Ельцин решительно вышел из кандейки, недовольно хлопнув дверью, а я был вынужден приступить к творчеству.

Четыре строчки сочинялись непростительно долго. Мне даже стыдно стало перед Раей, которая стремительно накидывала на ватман отчаянно фиолетовые краски. Казалось, она вот-вот закончит рисунок, а потом будет с укором смотреть на меня, мол, сколько же тебя ждать, поэт хренов…

– Вот посмотри, – сказал я наконец Рае. – Ничего приличного не получается.

Она взяла листок из моих рук и прочитала вслух:

 

Если в цеху трёхэтажный мат

И блоки чугунные в вас летят,

Это, ребята, не божья кара,

Это бушует монтажница Клара.

 

– Гениально! – восхитился Ельцин, входя в дверь. Было заметно, что он где-то похмелился и оттого был неподобающе весел.

– Не пойдёт, – сказала Рая. – Блоки не чугунные.

Ельцин почесал в затылке.

– Это не важно. Главное, что они летят. Посмотри лучше на свой рисунок. Где ты видела такие кривые рожи?

– Да ещё и фиолетовые! – не вытерпел я: моё самолюбие было уязвлено.

– Дураки, это аллегория, понимали бы чё в искусстве… – Рая неожиданно смутилась.

– Стихи большинством голосов утверждаются, – Ельцин подвёл итог спонтанной дискуссии. – Впишите их в газету – и на стену!

Наше с Раей творение провисело совсем недолго. Клара не увидела в нём мотивов для своего духовного возрождения, а потому разорвала стенгазету в клочья, пообещав, что точно так же поступит и с дерзким поэтом.

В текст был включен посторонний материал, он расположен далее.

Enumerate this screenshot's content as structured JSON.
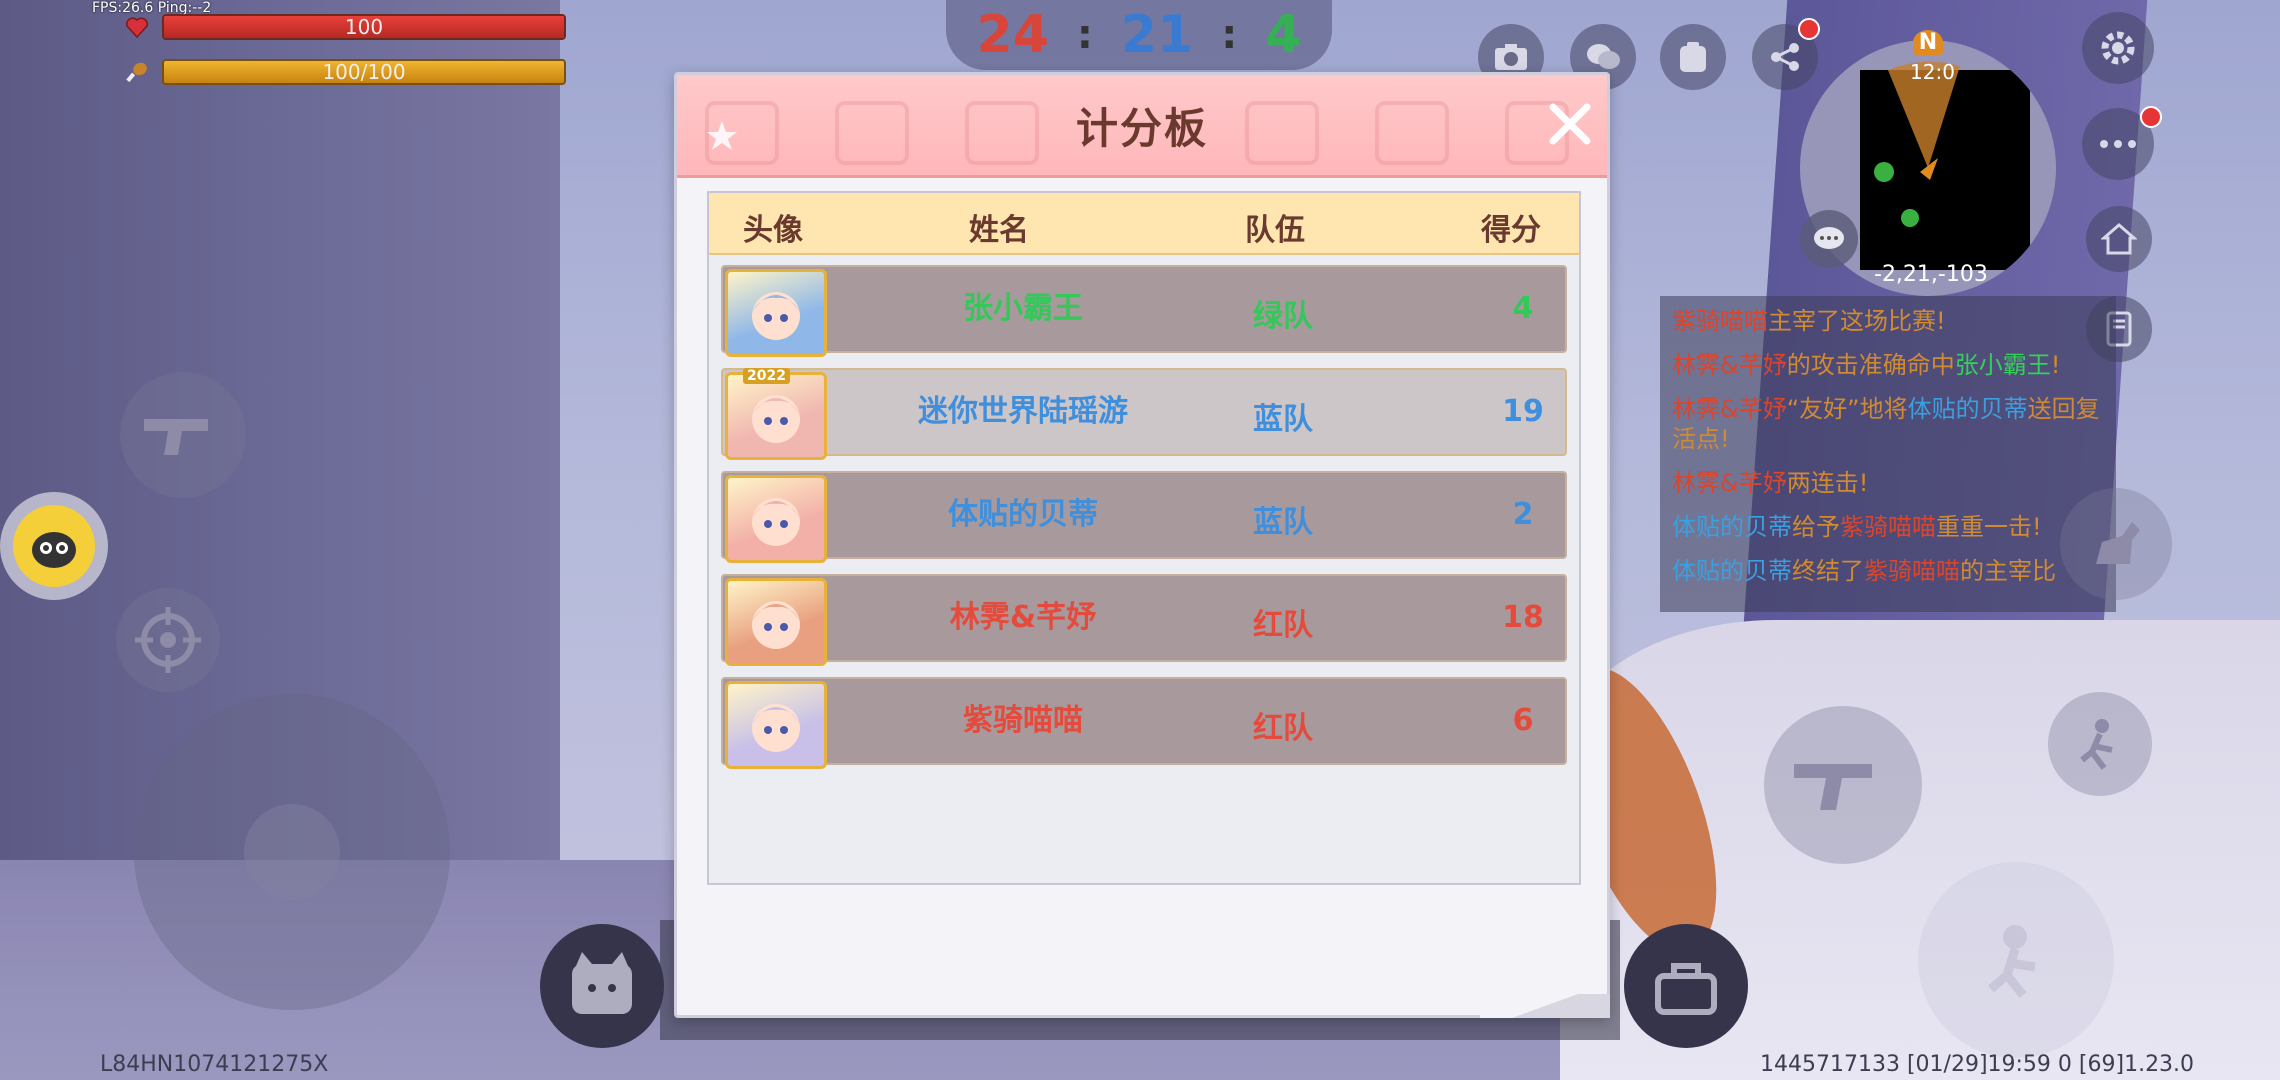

К удивлению моему, всем стало известно, кто был «невольником чести». Идя по цеху, ловил отпущенные в спину шутки и сочувственные взгляды. Народ понимал, что дебоширка Клара обиды не простит и борзописцу личико-то расцарапает. Я, в отличие от народа, жаждущего крови и зрелищ, всего этого не знал и не предполагал, откуда ждать беды. И хорошо, что не знал, иначе бы точно струсил.

Случилось так, что, когда я возился на «Скифе» с очередной станцией, дверь резко распахнулась и на пороге нашего участка появилась плотненькая женщина с крупными кудряшками на голове и с красным от гнева лицом. Следом ввалились в комнату её верные подруги. Ирина Константиновна, помогавшая мне в этот момент запускать программу, побледнела и застыла как гипсовая статуя перед Дворцом пионеров.

– Который? – заорала женщина.

Кто-то показал на меня.

Клару я в глаза никогда не видел, и поэтому вообще не скумекал, что это моя смерть ко мне заглянула. В комнате стало тихо. Только Анатолий совершил героический поступок, ринувшись вперёд и попытавшись прикрыть меня широкой грудью. А Валера? Валеры почему-то не было на рабочем месте, шлялся где-то.

Я понял, что ищут меня, но продолжал тупить по поводу истинной цели нашествия девушек-монтажниц, поэтому вышел из-за тени Анатолия и спросил, наивно поблёскивая стёклами очков:

– Нужна моя помощь? – Я всё ещё полагал, что меня разыскивают как инженера, а не как «народного поэта».

Какое-то время я удивлённо вглядывался в глаза разъярённой женщины, слушая в тишине жужжание ламп дневного цвета, а потом случилось невероятное – как потом рассказывали, словно благодать божья сошла на дебоширку Клару и очистила её от скверны. Она сделала шаг, обняла меня и заплакала. Я растерялся.

– Мне нужна была помощь, спасибо тебе, – прошептала она в моё левое ухо и быстро вышла, за ней заспешили и её подружки.

Ирина Константиновна продолжала с ужасом смотреть на меня.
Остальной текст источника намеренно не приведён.